Check the appropriate box below if the Form 8-K filing is intended to simultaneously satisfy the filing obligation of the registrant under any of the following provisions (see General Instruction A.2. below):

[ ]      Written communications pursuant to Rule 425 under the Securities Act (17 CFR 230.425)

[ ]      Soliciting material pursuant to Rule 14a-12 under the Exchange Act (17 CFR 240.14a-12)

[ ]      Pre-commencement communications pursuant to Rule 14d-2(b) under the Exchange Act (17 CFR 240.14d-2(b))

[ ]      Pre-commencement communications pursuant to Rule 13e-4(c) under the Exchange Act (17 CFR 240.13e-4(c))



Item 8.01 Other Events

On September 27, 2014, the Board of Directors (the “Board”) of Cimetrix Incorporated (the “Company”) unanimously voted to approve a Reverse Stock Split of the common stock of the Company of 20,000 to 1.  In a subsequent meeting on November 22, 2014, the Board unanimously approved a change to the Reverse Stock Split to 10,000 to 1, so that, with the change, each 10,000 shares of common stock outstanding as of the effective date will be converted into 1 whole share of common stock (as changed, the “Transaction”).  The Company will not issue fractional shares in connection with the Reverse Stock Split and will pay an amount equal to $0.15 per pre-split share in lieu of such issuance.  Stockholders holding fewer than 10,000 shares at the time of the Reverse Stock Split will no longer have an equity interest in the Company and will only be entitled to receive a cash payment.

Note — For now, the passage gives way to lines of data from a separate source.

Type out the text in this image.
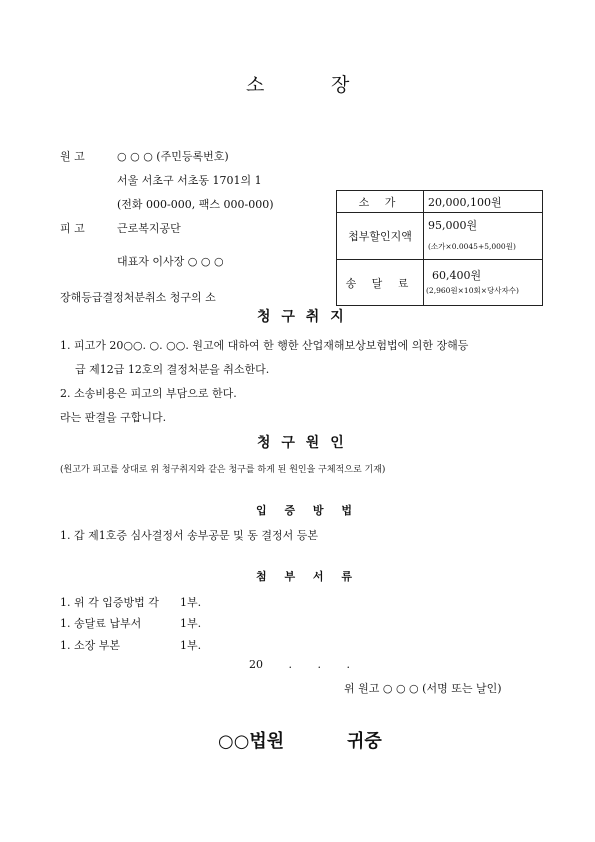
소	장
원 고	○ ○ ○ (주민등록번호)
서울 서초구 서초동 1701의 1
(전화 000-000, 팩스 000-000)
피 고	근로복지공단
대표자 이사장 ○ ○ ○
장해등급결정처분취소 청구의 소
소 가	20,000,100원
첩부할인지액	95,000원
(소가×0.0045+5,000원)

송 달 료	60,400원
(2,960원×10회×당사자수)
청 구 취 지
1. 피고가 20○○. ○. ○○. 원고에 대하여 한 행한 산업재해보상보험법에 의한 장해등
급 제12급 12호의 결정처분을 취소한다.
2. 소송비용은 피고의 부담으로 한다.
라는 판결을 구합니다.
청 구 원 인
(원고가 피고를 상대로 위 청구취지와 같은 청구를 하게 된 원인을 구체적으로 기재)
입 증 방 법
1. 갑 제1호증 심사결정서 송부공문 및 동 결정서 등본
첨 부 서 류
1. 위 각 입증방법 각 1부.
1. 송달료 납부서	1부.
1. 소장 부본	1부.
20 . . .
위 원고 ○ ○ ○ (서명 또는 날인)
○○법원	귀중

The primary purpose of the Transaction is to reduce the number of record holders of the Company’s common stock to fewer than 300, thereby allowing the Company to terminate the registration of the Common Stock under Section 12(g) of the Securities Exchange Act of 1934, as amended (the “Exchange Act”), and suspend its reporting obligations under Section 15(d) of the Exchange Act.

Under Nevada law, the Transaction is structured so that the Company can consummate the Reverse Stock Split without the need to obtain stockholder approval. Therefore, the Company is not seeking stockholder approval for these actions, and no vote is sought in connection with these actions.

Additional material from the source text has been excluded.